Com um potencial nacional em energias renováveis da ordem de milhares de GW, o Brasil continua a incentivar a construção e o uso de térmicas a gás. Luiz Eduardo Barata, ex-diretor do Operador Nacional do Sistema (ONS), afirma que o uso do gás natural no país encarece as contas de energia e deveria funcionar como um combustível de transição, sendo utilizado nos locais adequados – Sul e Sudeste do país – e apenas quando forem necessários.
Para Barata, “o Brasil continua incentivando a fonte fóssil com a desculpa da segurança do sistema. Nós vamos ter que mudar a nossa estratégia de operação, mas aí é que eu acho que reside a sabedoria, saber a hora de mudar, olhar para o que os outros estão fazendo e adaptar as nossas características e condições”.
No final de 2021, o país realizou a contratação extraordinária, por meio de um leilão emergencial, de diversas usinas a gás natural para mitigar os efeitos da crise hídrica. Segundo Barata, isso vai custar ao país o correspondente a quase US$ 8 bilhões em cerca de três anos, e pode ser desnecessário, visto que as chuvas do final do ano recuperaram os reservatórios das hidrelétricas, deixando o país com a obrigação de gerar essas térmicas que foram contratadas a um preço cinco vezes superior ao valor comum.
Sobre a segurança do sistema, o ex-diretor do ONS afirma que hoje a operação de base no Brasil está centrada nas hidrelétricas, com o fechamento da curva de carga realizado com as térmicas. Entretanto, a partir da entrada de renováveis, o sistema deveria mudar, pois a segurança viria dessas novas fontes. Além disso, a questão da demanda é vista com dificuldade no país, pois ela é associada aos riscos de racionamento, o que dificulta a implantação dessas políticas.
Do ponto de vista internacional, a União Europeia encara uma alta nos preços dos combustíveis há muito não vista, sobretudo no gás natural liquefeito (GNL). Isso é um reflexo dos continuados conflitos entre Rússia e Ucrânia e da dependência da Europa Ocidental em relação ao gás russo, sendo essa uma questão que, segundo especialistas, deve ser tratada do lado da demanda, não do investimento em infraestruturas.

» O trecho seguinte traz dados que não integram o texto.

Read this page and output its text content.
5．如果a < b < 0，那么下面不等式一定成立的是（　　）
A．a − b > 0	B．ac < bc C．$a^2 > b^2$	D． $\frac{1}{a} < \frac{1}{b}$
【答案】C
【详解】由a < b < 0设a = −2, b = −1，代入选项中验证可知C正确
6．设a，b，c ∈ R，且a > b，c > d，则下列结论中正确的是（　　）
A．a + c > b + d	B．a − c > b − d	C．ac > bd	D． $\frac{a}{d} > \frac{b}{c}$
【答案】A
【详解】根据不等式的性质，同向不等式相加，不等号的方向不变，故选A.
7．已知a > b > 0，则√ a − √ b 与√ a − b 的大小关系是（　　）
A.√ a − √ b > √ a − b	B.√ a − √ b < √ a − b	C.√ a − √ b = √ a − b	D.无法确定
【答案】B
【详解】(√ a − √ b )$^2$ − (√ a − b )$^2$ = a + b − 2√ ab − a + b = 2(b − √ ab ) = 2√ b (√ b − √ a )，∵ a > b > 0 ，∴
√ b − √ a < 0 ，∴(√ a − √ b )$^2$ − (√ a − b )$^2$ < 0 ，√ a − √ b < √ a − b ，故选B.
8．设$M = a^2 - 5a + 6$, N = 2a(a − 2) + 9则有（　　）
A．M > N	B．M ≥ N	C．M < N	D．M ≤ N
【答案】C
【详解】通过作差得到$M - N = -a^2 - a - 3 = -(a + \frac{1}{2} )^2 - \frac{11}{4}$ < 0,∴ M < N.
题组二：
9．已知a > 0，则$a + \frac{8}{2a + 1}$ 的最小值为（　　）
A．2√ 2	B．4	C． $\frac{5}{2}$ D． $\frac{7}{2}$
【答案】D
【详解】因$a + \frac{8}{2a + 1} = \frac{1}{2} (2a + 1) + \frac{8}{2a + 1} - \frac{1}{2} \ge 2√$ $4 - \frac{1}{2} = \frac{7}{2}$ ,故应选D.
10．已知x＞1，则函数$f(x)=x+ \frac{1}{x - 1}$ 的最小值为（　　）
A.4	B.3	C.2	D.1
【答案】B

Para Maria Pastukhova, consultora política sênior do think tank E3G, os países da União Europeia vinham apostando na transição energética ao mesmo tempo em que se mantinham dependentes da importação do gás russo, de forma que, no contexto geopolítico atual, estão tendo problemas de segurança energética. Nesse sentido, as populações mais vulneráveis da Europa têm sido expostas à alta nos preços dos combustíveis, fazendo com que os países discutam mais questões tributárias e soluções para redistribuir os custos da energia e afastar o choque dos preços.
“Parte da solução será a diversificação para se afastar do gás fornecido pela Rússia, mas uma coisa importante a destacar é que, em paralelo à diversificação, a Europa pretende cortar ainda mais o uso de gás a partir de 2030”, afirma Pastukhova. “Esse afastamento do gás da Rússia significa que, em primeiro lugar, vemos que existe uma tendência a depender mais dos EUA, mas isso não significa que deveremos depender mais deles”, completa.
Segundo análise de Pastukhova, o excesso de gás que os Estados Unidos podem exportar para a Europa não será necessário, visto que a União Europeia possui um plano de transição energética encaminhado. Entretanto, ela afirma que isso só pode ser tratado quando houver medidas e políticas mais agressivas para tratar o lado da demanda, somadas, ainda, a mudanças do padrão de consumo da população.
Maria Pastukhova e Luiz Barata falaram em painel sobre segurança energética, dependência de importações e lobby da energia fóssil, do ClimaInfo, realizado nesta terça-feira, 5 de abril.